Enivrez-vous de l’Esprit : par l’inspiration qui parcourt la Parole, par le lien fraternel dans nos assemblées, par l’accueil du Christ dans les sacrements, par toute la Création…

Aimez cette sobre ivresse spirituelle, elle vous ancrera fermement dans une joie indicible, même dans le feu de l’épreuve.

 

 

MESSE DU JOUR

PREMIÈRE LECTURE
« Tous furent remplis de l’Esprit Saint et se mirent à parler en d’autres langues » (Ac 2, 1-11)
Lecture du livre des Actes des Apôtres
Quand arriva le jour de la Pentecôte, au terme des cinquante jours après Pâques, ils se trouvaient réunis tous ensemble. Soudain un bruit survint du ciel comme un violent coup de vent : la maison où ils étaient assis en fut remplie tout entière. Alors leur apparurent des langues qu’on aurait dites de feu, qui se partageaient, et il s’en posa une sur chacun d’eux. Tous furent remplis d’Esprit Saint : ils se mirent à parler en d’autres langues, et chacun s’exprimait selon le don de l’Esprit.
 Or, il y avait, résidant à Jérusalem, des Juifs religieux, venant de toutes les nations sous le ciel. Lorsque ceux-ci entendirent la voix qui retentissait, ils se rassemblèrent en foule. Ils étaient en pleine confusion parce que chacun d’eux entendait dans son propre dialecte ceux qui parlaient. Dans la stupéfaction et l’émerveillement, ils disaient : « Ces gens qui parlent ne sont-ils pas tous Galiléens ? Comment se fait-il que chacun de nous les entende dans son propre dialecte, sa langue maternelle ? Parthes, Mèdes et Élamites, habitants de la Mésopotamie, de la Judée et de la Cappadoce, de la province du Pont et de celle d’Asie, de la Phrygie et de la Pamphylie, de l’Égypte et des contrées de Libye proches de Cyrène, Romains de passage, Juifs de naissance et convertis, Crétois et Arabes, tous nous les entendons parler dans nos langues des merveilles de Dieu. »
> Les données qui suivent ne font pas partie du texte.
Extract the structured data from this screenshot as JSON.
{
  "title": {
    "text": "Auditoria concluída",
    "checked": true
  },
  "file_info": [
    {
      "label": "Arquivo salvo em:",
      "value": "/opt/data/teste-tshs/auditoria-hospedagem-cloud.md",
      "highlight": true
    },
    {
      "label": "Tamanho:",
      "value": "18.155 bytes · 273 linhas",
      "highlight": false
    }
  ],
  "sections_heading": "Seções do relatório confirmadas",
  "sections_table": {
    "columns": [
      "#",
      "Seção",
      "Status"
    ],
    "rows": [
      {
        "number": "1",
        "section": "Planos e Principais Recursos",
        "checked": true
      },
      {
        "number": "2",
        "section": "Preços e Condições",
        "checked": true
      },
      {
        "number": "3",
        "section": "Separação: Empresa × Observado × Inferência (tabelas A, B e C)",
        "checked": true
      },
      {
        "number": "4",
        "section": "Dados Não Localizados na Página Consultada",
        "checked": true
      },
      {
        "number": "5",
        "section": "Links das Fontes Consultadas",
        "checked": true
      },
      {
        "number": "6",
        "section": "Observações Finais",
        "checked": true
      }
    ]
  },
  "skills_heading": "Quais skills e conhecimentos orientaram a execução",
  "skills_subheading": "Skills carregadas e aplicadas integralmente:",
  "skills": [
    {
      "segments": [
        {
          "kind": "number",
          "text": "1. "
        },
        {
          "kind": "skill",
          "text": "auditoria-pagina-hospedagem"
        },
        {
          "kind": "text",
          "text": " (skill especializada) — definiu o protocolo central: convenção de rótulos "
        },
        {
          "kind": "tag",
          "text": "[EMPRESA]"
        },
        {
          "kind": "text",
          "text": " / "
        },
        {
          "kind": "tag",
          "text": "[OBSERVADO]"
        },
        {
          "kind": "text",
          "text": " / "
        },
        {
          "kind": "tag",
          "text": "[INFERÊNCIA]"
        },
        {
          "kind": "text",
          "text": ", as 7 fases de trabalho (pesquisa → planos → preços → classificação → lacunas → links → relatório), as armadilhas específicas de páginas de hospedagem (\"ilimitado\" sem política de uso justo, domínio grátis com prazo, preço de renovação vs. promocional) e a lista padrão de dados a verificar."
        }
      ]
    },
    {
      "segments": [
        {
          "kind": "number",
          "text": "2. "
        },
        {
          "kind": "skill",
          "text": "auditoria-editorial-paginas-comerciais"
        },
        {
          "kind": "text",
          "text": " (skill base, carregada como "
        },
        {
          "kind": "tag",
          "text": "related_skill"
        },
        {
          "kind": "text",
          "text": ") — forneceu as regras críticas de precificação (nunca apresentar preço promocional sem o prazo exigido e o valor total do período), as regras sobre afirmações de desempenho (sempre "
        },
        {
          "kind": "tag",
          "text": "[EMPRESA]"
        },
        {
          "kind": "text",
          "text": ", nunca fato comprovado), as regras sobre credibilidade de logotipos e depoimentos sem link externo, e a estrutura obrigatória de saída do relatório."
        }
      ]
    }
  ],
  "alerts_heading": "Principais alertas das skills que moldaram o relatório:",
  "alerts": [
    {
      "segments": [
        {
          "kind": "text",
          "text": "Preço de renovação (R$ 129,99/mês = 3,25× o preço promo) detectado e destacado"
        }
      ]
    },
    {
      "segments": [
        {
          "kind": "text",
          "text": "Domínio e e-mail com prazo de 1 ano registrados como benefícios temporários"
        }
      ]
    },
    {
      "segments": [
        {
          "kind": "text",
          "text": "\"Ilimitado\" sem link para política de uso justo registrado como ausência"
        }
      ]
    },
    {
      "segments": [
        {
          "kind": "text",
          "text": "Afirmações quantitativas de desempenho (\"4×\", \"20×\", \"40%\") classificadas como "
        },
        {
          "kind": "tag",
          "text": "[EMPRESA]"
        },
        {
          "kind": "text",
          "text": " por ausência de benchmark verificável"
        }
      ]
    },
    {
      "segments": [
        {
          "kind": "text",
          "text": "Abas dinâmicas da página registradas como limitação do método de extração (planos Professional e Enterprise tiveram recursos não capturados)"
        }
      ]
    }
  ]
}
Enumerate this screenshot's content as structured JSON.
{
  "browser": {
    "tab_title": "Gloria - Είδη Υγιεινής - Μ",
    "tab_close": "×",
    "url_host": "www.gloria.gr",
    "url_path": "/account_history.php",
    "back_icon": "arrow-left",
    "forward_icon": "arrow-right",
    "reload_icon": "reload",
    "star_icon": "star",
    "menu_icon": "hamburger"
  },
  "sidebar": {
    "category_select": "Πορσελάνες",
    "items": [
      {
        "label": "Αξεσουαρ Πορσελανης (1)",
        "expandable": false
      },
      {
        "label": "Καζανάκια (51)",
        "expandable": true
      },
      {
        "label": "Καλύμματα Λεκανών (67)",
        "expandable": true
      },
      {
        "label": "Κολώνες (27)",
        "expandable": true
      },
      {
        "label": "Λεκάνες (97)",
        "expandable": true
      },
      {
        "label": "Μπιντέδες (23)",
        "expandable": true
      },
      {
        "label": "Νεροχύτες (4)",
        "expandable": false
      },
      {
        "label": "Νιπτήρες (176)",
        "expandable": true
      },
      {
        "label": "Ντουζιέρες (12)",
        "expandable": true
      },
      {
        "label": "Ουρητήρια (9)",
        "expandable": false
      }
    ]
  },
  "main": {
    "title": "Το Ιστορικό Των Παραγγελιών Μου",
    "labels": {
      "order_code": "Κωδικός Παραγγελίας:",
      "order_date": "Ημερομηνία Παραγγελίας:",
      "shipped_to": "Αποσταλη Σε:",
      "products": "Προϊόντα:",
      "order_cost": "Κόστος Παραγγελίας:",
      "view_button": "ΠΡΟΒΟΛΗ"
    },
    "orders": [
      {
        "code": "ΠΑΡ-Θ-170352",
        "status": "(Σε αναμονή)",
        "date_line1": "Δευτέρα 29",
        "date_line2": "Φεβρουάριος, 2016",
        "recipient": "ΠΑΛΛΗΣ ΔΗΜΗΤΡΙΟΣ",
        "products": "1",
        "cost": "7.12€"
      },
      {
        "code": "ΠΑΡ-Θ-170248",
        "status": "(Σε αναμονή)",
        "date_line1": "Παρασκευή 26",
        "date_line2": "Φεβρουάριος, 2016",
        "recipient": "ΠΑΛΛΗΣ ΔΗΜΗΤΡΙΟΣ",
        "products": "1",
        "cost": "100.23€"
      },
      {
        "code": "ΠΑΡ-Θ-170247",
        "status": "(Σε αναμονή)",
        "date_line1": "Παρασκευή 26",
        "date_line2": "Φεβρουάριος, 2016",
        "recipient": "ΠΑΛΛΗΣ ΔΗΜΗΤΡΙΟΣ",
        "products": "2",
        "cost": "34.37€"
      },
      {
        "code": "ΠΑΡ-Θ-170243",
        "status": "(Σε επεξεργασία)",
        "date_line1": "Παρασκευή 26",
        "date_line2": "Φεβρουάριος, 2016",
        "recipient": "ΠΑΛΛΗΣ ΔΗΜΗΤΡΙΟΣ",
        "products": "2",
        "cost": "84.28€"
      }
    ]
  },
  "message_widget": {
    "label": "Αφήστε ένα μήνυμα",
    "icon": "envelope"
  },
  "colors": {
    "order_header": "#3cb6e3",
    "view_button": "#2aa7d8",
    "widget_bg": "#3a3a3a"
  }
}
PSAUME (Ps 103 (104), 1ab.24ac, 29bc-30, 31.34)
R/ Ô Seigneur, envoie ton Esprit qui renouvelle la face de la terre ! ou :Alléluia ! (cf. Ps 103, 30)

Bénis le Seigneur, ô mon âme ; Seigneur mon Dieu, tu es si grand ! Quelle profusion dans tes œuvres, Seigneur ! la terre s’emplit de tes biens.

Tu reprends leur souffle, ils expirent et retournent à leur poussière. Tu envoies ton souffle : ils sont créés ; tu renouvelles la face de la terre.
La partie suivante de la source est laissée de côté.